NEW YORK – Stock futures fell Thursday after the government reported that new applications for unemployment benefits rose more than expected and the trade deficit jumped.
The Labor Department said new unemployment claims rose by 26,000 to a seasonally adjusted 397,000 for the week ending March 5. Analysts had expected claims to rise by 12,000. The jump comes after applications fell to nearly a three-year low the previous week.
Separately, the Commerce Department said the trade deficit increased 15.1 percent to $46.3 billion in January as higher oil prices caused imports to rise faster than exports. A widening deficit threatens the U.S. economic recovery. When imports outpace exports, more jobs go to overseas workers than to U.S. workers.
Crude oil futures fell $1.53 to $102.85 a barrel Thursday as Libyan leader Moammar Gadhafi looked to recapture ground from opposition forces. Oil has been elevated over the past few weeks over fighting in Libya, a country that normally produces less than 2 percent of the world's oil supply. Investors are mainly worried that unrest in the Middle East and North Africa will spread to major oil-producing countries like Saudi Arabia, and threaten oil supplies.

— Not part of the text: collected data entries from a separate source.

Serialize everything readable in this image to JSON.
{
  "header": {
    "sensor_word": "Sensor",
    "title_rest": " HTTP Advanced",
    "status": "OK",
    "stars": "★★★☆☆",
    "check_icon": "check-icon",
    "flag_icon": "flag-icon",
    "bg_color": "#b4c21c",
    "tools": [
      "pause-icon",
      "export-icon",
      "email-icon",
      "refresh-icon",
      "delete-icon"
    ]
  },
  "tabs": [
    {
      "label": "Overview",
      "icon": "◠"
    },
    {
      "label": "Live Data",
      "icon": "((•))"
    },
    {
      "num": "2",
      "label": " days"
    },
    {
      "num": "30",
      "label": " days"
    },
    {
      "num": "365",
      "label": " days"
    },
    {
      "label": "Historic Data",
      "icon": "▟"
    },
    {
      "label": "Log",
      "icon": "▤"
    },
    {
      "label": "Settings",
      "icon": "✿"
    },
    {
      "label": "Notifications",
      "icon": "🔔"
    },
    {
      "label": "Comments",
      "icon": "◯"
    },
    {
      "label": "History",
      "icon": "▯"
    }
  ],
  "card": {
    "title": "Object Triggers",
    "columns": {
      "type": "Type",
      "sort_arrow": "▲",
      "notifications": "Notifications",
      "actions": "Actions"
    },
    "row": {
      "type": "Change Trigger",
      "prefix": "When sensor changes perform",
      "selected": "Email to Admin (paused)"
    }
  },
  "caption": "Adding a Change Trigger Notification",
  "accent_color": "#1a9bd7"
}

Ahead of the opening bell, Dow Jones industrial average futures fell 49, or 0.4 percent, to 12,125. S&P 500 index futures fell 7.1, or 0.5 percent, to 1,308. Nasdaq 100 futures fell 11.25, or 0.5 percent, to 2,299.
European and Asian stock prices were down Thursday morning after weaker-than-expected Chinese economic data, Libyan unrest and a downgrade of Spain's debt. World markets have been shaken by high oil prices, which still threaten global growth prospects. Meanwhile, Moody's downgraded its credit rating on Spain, re-igniting fears about the region's debt crisis.
Later this morning, SEC Chairman Mary Schapiro will testify at the first of two Capitol Hill hearings to defend how the agency handled compensation for victims of Bernard Madoff's Ponzi scheme.
Smithfield Foods reported Thursday morning its third-quarter net income shot up to $202.6 million, or $1.21 per share, because of an insurance claim and increased demand for pork. Both profit and revenue for the company beat Wall Street's expectations. The news sent stock for the world's largest hog producer soaring to 9 percent, or $2, to $24.75 in pre-market trading.
Stocks dipped Wednesday as oil's three-week run of high prices dampened markets and the price of crude oil hovered around $104. The S&P index lost 1.80 points, or 0.1 percent, to close at 1,320.02. The Dow Jones industrial average fell 1.29, or less than 0.1 percent, to 12,213.09. The Nasdaq composite fell 14.05, or 0.5 percent, to 2,751.72.